The decision was made and unanimously agreed upon at that meeting. But there was yet another reason for moving the camp, a reason which no one of them would voice in council. They all felt this spot to be unlucky, for no less than nine young men had died while the clans had camped in this spot—six from Clan Krooguh, three from Clan Skaht—and that figure did not even include the old woman who had died in her sleep, the stripling of Clan Skaht who had been tossed and gored to his death by a herd bull, a girl who had inexplicably drowned in a nearby creek and another girl, only a toddler, who had fallen prey to a treecat while foraging in a stretch of forest with others of her clan. So, yes, they all felt deep within them that it was indeed high time to move on to a possibly more salubrious, a luckier place to bide for a while.
Bettylou’s first experience of camp-breaking and packing was memorable, to say the least. Preparation, alone for the breaking of camp took something over a full week.

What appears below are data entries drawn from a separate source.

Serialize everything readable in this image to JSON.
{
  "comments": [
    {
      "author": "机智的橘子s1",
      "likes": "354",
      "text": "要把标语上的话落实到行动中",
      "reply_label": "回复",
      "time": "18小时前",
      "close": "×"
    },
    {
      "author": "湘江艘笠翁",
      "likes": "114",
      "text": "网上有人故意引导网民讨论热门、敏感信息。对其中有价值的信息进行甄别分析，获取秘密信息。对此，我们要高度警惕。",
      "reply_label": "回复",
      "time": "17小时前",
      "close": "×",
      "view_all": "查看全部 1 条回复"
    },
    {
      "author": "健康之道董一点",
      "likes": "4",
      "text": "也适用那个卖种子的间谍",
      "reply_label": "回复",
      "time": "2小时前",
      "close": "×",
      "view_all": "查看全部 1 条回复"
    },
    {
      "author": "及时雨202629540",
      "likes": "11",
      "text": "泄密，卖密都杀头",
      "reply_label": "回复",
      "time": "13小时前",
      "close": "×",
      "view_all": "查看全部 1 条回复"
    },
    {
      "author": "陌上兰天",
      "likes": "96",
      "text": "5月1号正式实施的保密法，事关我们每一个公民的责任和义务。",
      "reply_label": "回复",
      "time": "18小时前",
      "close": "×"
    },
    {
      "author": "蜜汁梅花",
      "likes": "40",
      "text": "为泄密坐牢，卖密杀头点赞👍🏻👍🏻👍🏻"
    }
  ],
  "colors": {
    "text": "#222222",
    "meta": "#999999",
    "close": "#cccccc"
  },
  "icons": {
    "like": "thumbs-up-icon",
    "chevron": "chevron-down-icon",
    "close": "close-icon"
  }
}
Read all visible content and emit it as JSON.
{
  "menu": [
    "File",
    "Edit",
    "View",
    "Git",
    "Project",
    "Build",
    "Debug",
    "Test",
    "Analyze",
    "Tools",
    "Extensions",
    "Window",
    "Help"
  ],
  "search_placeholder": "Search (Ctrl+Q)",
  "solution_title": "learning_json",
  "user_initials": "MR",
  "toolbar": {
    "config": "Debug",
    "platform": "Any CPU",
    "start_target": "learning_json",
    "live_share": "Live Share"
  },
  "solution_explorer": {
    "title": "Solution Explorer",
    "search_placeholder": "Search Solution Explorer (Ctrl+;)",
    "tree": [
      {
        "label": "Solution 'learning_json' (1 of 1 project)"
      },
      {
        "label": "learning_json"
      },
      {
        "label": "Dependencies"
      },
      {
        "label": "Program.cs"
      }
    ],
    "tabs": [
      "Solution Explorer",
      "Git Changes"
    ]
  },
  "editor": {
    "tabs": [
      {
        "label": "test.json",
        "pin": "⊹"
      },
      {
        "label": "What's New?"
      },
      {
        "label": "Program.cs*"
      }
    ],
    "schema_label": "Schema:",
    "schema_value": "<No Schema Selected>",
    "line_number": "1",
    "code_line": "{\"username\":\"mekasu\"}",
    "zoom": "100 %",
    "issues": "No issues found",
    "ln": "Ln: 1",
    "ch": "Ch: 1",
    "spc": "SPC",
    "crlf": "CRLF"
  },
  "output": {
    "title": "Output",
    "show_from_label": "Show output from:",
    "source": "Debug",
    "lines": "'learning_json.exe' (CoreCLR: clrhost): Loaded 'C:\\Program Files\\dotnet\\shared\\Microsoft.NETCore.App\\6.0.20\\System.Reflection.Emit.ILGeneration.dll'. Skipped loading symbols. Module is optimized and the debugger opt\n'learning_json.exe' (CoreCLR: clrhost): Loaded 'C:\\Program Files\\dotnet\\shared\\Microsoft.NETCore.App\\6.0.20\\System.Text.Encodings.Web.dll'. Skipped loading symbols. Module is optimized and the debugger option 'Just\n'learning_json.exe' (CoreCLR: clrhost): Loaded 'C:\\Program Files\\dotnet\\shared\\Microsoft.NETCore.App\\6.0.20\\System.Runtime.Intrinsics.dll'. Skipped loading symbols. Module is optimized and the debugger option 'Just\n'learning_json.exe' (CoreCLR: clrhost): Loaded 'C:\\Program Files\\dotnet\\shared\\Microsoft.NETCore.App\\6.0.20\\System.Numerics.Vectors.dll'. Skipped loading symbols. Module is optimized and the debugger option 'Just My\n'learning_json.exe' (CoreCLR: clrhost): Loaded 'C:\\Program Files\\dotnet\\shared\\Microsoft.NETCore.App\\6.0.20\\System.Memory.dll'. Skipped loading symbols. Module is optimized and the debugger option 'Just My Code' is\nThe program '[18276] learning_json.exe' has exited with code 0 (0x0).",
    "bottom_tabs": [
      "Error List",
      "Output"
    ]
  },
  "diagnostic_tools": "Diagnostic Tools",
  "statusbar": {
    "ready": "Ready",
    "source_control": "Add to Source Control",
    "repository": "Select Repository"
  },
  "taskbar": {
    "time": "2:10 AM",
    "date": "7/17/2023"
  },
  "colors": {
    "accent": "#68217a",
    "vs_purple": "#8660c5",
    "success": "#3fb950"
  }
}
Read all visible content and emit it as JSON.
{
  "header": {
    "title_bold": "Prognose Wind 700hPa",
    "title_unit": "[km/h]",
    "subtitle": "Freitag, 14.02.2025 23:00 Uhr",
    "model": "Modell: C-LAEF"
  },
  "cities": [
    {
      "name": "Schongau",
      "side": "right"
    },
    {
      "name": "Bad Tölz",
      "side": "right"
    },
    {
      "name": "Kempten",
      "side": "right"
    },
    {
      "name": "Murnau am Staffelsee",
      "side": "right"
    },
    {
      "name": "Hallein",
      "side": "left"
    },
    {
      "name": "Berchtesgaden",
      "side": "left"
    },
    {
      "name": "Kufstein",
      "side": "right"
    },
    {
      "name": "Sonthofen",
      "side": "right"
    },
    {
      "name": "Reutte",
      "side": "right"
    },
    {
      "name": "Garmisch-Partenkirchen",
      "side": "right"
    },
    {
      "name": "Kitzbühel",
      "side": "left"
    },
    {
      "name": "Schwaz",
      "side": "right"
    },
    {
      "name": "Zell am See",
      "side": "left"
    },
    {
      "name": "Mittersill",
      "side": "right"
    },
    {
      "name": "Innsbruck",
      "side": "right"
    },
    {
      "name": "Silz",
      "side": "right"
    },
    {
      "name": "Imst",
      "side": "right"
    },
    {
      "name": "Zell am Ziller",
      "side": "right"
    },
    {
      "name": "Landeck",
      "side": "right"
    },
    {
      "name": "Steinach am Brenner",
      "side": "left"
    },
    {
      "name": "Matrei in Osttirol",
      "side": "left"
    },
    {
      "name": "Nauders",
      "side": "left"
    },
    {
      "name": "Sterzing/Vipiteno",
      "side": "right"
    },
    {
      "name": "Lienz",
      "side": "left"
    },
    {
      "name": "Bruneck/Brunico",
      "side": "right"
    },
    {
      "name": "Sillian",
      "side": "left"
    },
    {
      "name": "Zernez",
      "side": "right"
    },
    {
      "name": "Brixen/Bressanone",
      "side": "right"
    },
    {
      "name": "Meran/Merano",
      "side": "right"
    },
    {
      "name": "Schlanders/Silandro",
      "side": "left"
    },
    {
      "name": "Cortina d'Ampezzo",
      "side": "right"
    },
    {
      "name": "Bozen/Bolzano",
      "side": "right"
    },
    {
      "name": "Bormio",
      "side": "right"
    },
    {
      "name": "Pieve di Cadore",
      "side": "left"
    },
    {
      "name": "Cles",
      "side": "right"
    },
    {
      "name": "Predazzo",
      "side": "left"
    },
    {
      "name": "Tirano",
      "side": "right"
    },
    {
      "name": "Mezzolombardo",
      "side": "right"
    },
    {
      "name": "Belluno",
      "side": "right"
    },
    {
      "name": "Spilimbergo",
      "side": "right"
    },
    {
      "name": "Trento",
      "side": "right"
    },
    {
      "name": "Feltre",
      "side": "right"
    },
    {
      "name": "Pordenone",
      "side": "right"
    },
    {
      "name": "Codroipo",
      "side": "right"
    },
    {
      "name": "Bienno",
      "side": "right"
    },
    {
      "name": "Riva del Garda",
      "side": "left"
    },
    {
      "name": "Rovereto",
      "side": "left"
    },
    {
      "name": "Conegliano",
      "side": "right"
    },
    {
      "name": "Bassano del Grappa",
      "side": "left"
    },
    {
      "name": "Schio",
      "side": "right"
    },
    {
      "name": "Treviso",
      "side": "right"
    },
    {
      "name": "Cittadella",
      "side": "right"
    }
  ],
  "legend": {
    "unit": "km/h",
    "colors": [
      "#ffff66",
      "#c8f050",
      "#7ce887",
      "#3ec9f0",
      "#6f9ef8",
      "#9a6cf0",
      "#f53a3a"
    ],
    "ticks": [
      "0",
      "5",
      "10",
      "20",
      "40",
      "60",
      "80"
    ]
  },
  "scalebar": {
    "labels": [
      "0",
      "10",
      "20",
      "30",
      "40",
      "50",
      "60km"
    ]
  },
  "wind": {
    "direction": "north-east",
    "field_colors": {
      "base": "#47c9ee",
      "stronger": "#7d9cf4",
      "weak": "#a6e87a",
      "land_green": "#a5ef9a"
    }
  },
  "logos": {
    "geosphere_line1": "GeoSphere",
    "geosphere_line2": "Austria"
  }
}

First, the four ponderous wagons and the seemingly numberless profusion of high-wheeled carts—each yurt seemed to have two or even three carts—were manhandled into camp from the space whereon they had been parked since the first pitching of this camp. Knowledgeable men examined the running gear of each conveyance, replacing any questionable axle or spoke or felly, beam, rod, coupling pole, bolster, axletree, hind hound, kingpin, sand board, hub, and so on. Then the bodies of wagons and carts had to receive identical care of scrutiny and, where necessary, repair or replacement. The wheeled vehicles done to the critical satisfaction of the old men who had supervised every facet of the operations, the men were turned to similar examination of and work upon the yokes and harness for the animals that would draw wagons and carts.